Already having had snippets of European weather during my in-airport stops in both Brussels and Milan, I should have been prepared for the full-on ice-blast that awaited me when I exited arrivals in Munich. I wasn't.

Wearing only flip-flops, leggings, a vest-top and well-thought out warmth providers in the shape of a thin (summer) scarf and hoodie, I hot-footed it (in the least literal sense ever) to the bus stop in the hope that the driver would let me on early. He didn't.
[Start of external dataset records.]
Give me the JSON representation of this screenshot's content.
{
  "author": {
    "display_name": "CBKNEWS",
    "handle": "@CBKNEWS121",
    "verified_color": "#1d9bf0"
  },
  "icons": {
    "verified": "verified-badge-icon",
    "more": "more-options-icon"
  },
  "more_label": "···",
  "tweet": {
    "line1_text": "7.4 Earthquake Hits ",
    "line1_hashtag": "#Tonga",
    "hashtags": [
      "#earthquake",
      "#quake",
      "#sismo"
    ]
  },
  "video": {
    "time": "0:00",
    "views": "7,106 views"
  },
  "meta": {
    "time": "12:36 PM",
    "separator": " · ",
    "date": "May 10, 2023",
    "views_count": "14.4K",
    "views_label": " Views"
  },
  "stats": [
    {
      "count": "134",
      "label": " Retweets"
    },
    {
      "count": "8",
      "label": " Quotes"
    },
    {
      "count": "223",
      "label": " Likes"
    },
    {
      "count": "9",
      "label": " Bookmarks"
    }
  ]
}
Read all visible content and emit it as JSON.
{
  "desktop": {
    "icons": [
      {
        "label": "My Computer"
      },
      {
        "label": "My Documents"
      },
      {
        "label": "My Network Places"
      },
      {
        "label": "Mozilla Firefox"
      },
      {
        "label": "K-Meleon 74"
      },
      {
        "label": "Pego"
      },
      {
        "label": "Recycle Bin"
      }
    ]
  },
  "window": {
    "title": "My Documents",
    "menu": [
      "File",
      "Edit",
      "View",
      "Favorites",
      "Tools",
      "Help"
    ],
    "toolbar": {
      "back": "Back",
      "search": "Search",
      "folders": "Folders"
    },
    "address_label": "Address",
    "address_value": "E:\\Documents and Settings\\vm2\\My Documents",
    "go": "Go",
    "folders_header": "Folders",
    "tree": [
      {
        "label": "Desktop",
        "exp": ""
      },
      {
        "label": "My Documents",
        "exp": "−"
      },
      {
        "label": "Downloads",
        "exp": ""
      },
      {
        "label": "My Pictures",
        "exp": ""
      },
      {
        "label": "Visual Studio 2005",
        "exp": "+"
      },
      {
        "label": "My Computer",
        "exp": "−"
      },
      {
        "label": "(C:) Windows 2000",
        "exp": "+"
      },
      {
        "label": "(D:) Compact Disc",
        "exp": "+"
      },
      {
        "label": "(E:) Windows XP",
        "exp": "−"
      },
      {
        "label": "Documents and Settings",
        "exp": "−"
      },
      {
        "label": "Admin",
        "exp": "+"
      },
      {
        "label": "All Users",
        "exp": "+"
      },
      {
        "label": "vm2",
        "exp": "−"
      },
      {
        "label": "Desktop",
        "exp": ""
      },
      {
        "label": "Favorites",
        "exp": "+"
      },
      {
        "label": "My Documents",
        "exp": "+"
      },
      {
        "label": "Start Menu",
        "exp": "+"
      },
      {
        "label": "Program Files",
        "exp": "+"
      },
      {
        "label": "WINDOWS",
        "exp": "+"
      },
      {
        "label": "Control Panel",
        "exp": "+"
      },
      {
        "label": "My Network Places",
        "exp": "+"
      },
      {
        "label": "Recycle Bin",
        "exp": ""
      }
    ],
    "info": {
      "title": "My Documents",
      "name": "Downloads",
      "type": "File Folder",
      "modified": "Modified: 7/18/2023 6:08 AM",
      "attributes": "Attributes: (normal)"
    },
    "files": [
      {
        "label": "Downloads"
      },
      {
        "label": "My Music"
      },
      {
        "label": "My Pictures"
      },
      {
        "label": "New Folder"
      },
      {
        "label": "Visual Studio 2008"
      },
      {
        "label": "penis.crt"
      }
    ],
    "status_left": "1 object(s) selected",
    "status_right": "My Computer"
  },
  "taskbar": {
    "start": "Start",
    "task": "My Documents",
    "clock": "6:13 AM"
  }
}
So, I performed the shiver dance, hopping from one foot to the other whilst bobbing my shoulders, for half-an-hour, using the last slither of battery on my phone to hear Suzanna tell me: "Polly, it's not cold." Whatever.

Mustering up the last of my energy, I forced myself to stay awake on the bus, lest I miss stop. Ok, I lie; I didn't stay awake at all. But I took sensible pre-journey measures in order to avoid missing my stop, such as sitting at the front of the bus and repeating to the driver about five times: "Ingolstadt Nord Bahnhof, yar?" And guess what? No pot holes. No bumps. No incessant honking of horns. I had definitely left Asia behind.